A 45 year old man, BMI 35 but otherwise healthy and normotensive has an urinary albumin excretion of 30 mg in 24 hours. Which is the correct action to take?
- A. Reduce weight
- B. It can be observed over 3 months for improvement
- C. Refer him to a nephrologist
- D. Treatment is required
Correct Answer: A
Rationale: Albumin 30 microalbuminuria's dawn, weight loss curbs it; watch, refer, treat, ignore lag. Nurses nudge this chronic kidney shield.
The clinic nurse is caring for a 42-year-old male oncology patient. He complains of extreme fatigue and weakness after his first week of radiation therapy. Which response by the nurse would best reassure this patient?

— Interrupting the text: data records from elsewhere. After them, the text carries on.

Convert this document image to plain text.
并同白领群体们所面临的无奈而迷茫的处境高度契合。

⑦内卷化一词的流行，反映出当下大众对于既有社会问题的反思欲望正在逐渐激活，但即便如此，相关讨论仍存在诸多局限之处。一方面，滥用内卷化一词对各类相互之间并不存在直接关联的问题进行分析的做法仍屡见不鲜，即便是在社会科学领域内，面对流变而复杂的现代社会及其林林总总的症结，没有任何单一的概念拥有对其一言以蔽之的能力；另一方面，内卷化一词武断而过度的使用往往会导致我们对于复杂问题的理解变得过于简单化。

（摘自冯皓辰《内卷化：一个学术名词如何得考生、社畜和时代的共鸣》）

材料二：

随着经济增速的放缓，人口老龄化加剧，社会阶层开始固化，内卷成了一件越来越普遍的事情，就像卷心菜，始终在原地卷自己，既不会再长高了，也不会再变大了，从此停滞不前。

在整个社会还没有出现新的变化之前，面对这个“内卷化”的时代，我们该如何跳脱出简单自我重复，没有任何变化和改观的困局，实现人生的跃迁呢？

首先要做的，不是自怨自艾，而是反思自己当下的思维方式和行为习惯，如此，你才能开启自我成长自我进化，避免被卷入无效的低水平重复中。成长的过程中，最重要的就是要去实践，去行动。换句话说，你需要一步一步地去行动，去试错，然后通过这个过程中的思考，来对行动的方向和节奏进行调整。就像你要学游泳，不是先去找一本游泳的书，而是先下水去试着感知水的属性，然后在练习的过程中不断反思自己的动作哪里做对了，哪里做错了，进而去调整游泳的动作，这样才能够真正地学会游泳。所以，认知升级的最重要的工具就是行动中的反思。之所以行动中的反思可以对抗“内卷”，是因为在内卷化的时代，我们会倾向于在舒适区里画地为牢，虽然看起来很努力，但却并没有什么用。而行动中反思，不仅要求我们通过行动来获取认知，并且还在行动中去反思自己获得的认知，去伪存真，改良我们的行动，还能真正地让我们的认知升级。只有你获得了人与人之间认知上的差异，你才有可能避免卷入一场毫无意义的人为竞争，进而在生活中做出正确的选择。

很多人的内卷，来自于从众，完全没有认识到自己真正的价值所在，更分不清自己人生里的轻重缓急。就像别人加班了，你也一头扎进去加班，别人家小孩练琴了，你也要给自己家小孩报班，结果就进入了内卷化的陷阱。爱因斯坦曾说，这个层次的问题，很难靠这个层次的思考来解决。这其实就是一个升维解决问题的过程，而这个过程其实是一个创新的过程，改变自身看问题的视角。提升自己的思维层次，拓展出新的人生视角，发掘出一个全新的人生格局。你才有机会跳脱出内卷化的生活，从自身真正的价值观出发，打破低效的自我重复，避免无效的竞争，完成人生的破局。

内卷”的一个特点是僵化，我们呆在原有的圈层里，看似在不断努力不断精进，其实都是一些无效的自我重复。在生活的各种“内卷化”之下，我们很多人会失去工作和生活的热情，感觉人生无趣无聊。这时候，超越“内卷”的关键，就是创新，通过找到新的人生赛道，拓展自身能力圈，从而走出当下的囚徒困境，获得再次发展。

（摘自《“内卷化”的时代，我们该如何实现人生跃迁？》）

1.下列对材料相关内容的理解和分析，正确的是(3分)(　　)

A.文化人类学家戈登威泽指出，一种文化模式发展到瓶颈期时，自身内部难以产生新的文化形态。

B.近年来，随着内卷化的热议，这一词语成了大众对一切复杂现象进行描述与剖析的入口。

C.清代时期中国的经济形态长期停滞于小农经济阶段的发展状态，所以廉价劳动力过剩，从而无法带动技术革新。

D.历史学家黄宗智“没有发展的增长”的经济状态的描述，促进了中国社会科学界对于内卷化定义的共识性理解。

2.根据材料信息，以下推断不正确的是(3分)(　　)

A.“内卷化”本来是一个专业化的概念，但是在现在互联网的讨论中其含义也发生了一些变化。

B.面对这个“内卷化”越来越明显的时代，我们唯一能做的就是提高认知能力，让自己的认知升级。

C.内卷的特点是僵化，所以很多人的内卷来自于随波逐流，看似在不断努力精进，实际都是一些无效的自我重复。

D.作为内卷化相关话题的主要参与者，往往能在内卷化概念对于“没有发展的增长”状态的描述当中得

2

- A. These symptoms usually result from radiation therapy; however, we will continue to monitor your laboratory and x-ray studies
- B. These symptoms are part of your disease and are an unfortunately inevitable part of living with cancer
- C. Try not to be concerned about these symptoms. Every patient feels this way after having radiation therapy
- D. Even though it is uncomfortable, this is a good sign. It means that only the cancer cells are dying
Correct Answer: A
Rationale: Radiation zaps energy fatigue and weakness are par for the course, tied to inflammation and repair in treated tissues. Saying this, plus promising lab and imaging checks, reassures him it's expected, not a red flag, and keeps him in the loop. Blaming cancer alone dodges the treatment link, unsettling him. Dismissing it as universal or a good sign' feels flippant normal cells die too. Nurses in oncology lean on honesty and vigilance, easing fears while tracking for worse issues like anemia or infection.